Il est constant que ces travaux n’ont pas été autorisés par le vote de l’assemblée générale des copropriétaires, étant précisé que, lors de l’assemblée générale du 31 mai 2022, les copropriétaires ont voté en faveur de la résolution visant à l’approbation des travaux de mise en sécurité et de réfection du mur mitoyen sur cour, l’administrateur provisoire ayant approuvé la résolution.
Cependant, les appelants versent aux débats :
— le rapport d’inspection sanitaire réalisé par le service communal d’hygiène et de santé de la mairie de [Localité 4] le 2 juin 2022 qui constate un 'revêtement sur le coté droit de la façade du battement sur cour totalement vétuste et fissuré',
— un courrier de la société Ambresis Bâtiment du 9 janvier 2024 indiquant que le mur pignon présente un 'effondrement partiel en partie arrière basse du mur et un éventrement se prolongeant vers le centre',
— un courriel de M. [R], directeur adjoint hygiène et salubrité de la mairie de [Localité 4], daté du 5 juin 2024 qui mentionne : 'en examinant les photos, je peux confirmer que le mur pignon de l’immeuble devait être repris en urgence car il commençait à se dégrader dans sa partie basse, compromettant sa fonction porteuse.
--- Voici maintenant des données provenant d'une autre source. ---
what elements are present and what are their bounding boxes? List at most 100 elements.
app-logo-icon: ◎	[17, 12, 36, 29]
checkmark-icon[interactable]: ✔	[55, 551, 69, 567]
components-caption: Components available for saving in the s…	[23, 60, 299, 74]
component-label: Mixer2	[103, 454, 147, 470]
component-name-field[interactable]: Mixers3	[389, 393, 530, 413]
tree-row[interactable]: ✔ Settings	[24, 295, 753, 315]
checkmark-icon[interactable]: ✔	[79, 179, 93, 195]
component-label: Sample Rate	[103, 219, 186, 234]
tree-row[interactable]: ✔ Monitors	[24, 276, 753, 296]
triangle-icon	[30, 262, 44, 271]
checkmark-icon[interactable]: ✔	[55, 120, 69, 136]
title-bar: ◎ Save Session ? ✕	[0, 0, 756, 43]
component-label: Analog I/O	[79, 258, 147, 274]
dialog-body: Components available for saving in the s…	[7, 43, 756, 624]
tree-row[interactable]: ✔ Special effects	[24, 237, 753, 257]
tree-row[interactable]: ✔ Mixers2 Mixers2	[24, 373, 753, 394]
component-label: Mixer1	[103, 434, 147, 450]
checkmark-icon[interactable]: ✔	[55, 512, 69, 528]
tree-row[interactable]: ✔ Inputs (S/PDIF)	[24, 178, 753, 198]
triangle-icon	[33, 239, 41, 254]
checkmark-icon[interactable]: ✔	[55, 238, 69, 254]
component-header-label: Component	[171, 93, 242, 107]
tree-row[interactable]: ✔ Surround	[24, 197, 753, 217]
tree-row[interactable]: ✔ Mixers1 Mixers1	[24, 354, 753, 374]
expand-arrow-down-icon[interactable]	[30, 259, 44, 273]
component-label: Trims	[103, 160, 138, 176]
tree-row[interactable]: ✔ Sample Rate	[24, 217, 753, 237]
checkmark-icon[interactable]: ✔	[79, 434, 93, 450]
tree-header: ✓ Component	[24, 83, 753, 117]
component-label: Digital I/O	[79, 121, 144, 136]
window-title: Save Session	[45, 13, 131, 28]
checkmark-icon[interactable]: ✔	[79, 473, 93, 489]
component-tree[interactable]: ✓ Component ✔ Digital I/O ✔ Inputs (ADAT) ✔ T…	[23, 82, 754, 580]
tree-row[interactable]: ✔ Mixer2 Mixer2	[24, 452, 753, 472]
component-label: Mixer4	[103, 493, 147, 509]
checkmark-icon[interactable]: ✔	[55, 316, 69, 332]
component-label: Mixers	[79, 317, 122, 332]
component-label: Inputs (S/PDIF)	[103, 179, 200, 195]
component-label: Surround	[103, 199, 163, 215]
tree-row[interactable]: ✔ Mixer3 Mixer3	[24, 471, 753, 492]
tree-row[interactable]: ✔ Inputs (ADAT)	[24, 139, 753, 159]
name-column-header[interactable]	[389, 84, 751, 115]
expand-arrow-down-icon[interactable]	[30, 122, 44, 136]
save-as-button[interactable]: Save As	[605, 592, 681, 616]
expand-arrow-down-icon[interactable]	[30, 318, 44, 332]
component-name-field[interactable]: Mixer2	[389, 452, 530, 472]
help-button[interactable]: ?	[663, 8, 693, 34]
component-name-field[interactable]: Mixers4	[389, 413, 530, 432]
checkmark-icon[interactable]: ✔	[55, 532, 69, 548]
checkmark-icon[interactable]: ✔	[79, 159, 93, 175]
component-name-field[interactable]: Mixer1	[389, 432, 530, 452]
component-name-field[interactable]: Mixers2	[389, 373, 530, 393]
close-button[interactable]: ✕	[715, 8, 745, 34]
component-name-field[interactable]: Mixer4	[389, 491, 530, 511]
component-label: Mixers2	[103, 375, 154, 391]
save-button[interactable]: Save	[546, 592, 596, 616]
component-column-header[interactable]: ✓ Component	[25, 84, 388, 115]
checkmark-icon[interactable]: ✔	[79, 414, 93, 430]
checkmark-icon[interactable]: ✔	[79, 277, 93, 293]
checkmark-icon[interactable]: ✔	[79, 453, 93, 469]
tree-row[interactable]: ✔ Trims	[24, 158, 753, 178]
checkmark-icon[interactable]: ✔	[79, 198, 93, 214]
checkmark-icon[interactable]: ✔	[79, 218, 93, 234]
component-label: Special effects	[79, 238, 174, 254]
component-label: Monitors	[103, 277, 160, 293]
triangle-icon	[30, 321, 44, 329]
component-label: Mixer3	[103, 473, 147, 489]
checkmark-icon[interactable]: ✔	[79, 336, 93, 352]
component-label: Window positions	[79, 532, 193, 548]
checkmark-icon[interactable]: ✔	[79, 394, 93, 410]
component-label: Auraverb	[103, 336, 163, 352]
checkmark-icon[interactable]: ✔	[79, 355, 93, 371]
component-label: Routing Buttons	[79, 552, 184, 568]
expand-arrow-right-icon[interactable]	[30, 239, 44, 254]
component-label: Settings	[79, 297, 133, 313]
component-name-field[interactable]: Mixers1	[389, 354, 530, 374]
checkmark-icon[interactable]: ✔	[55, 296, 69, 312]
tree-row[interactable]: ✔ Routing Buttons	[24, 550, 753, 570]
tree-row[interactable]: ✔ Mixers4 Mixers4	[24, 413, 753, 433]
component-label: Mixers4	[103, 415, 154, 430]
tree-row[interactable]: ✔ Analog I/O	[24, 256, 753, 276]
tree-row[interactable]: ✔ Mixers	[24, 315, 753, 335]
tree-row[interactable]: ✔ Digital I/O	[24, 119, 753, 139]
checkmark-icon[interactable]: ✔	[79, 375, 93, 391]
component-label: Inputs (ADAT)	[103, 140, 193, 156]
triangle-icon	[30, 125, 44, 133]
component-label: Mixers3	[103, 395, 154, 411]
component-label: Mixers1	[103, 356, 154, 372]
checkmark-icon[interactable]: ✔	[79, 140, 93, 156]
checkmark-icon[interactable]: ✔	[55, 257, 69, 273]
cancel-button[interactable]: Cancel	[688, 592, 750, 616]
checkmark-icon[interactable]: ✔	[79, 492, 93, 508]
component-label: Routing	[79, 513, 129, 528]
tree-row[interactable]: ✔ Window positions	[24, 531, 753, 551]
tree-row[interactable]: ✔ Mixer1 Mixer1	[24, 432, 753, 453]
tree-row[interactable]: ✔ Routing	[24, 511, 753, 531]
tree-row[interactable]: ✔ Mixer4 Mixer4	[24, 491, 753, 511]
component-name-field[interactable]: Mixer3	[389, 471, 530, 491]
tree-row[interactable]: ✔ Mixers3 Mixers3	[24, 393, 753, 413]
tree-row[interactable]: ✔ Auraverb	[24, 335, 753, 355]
Ainsi, vous avez bien fait de réaliser les travaux de stabilisation et de réparation.'
Force est de constater que, alors qu’une résolution en vue de la reprise du mur avait été décidée en juin 2022, aucune réparation n’était intervenue au début de l’année 2024 et que les dégradations s’étaient notablement accentuées.
Dans ce contexte, et alors qu’au surplus ils étaient achevés au jour où le premier juge a statué, les travaux entrepris par les appelants, même irréguliers, ne sont pas susceptibles de constituer un trouble manifestement illicite.
A titre surabondant, il ne saurait à l’évidence être fait droit à la demande de remise en état du mur formée par le syndicat des copropriétaires alors que le mur menaçait ruine et qu’il n’est pas allégué que les travaux réalisés par M. [X] n’auraient pas amélioré la situation.
L’ordonnance querellée sera donc infirmée en ce qu’elle a ordonné la remise en état du mur litigieux et il sera dit n’y avoir lieu à référé de ce chef.
Sur les demandes accessoires
M. et Mme [X], ainsi que la société Ldraa étant accueillis en leur recours, l’ordonnance sera infirmée en ses dispositions relatives aux frais irrépétibles et dépens de première instance.
Cependant, les appelants ayant entrepris des travaux importants sur les parties communes de l’immeuble sans l’accord du syndic ni du syndicat des copropriétaires, et cette attitude fautive étant à l’origine de la présente procédure, il y a lieu de dire que chaque partie conservera la charge des dépens de première instance et d’appel qu’elle a engagés.
L’équité commande également de débouter toutes les parties de leurs demandes sur le fondement de l’article 700 du code de procédure civile.
PAR CES MOTIFS,
La cour statuant par arrêt contradictoire rendu en dernier ressort,
Infirme l’ordonnance querellée sauf en ce qu’elle a dit n’y avoir lieu à référé sur la demande d’injonction sous astreinte à faire cesser la société Ldraa, M. et Mme [X] de procéder à tous travaux sur les murs pignons de l’ensemble immobilier situé [Adresse 1] à [Localité 4],
Statuant à nouveau et y ajoutant,
Dit n’y avoir lieu à référé sur la demande du syndicat des copropriétaires de remise en état du mur pignon,
Déboute les parties du surplus de leurs demandes,
Dit que chaque partie conservera la charge des dépens de première instance et d’appel qu’elle a engagés ;
Dit n’y avoir lieu à application des dispositions de l’article 700 du code de procédure civile tant en première instance qu’en appel.
Arrêt prononcé par mise à disposition au greffe de la cour, les parties en ayant été préalablement avisées dans les conditions prévues au deuxième alinéa de l’article 450 du code de procédure civile, signé par Madame Pauline DE ROCQUIGNY DU FAYEL, Conseillère faisant fonction de Président et par Madame Elisabeth TODINI, Greffière, à laquelle la minute de la décision a été remise par le magistrat signataire.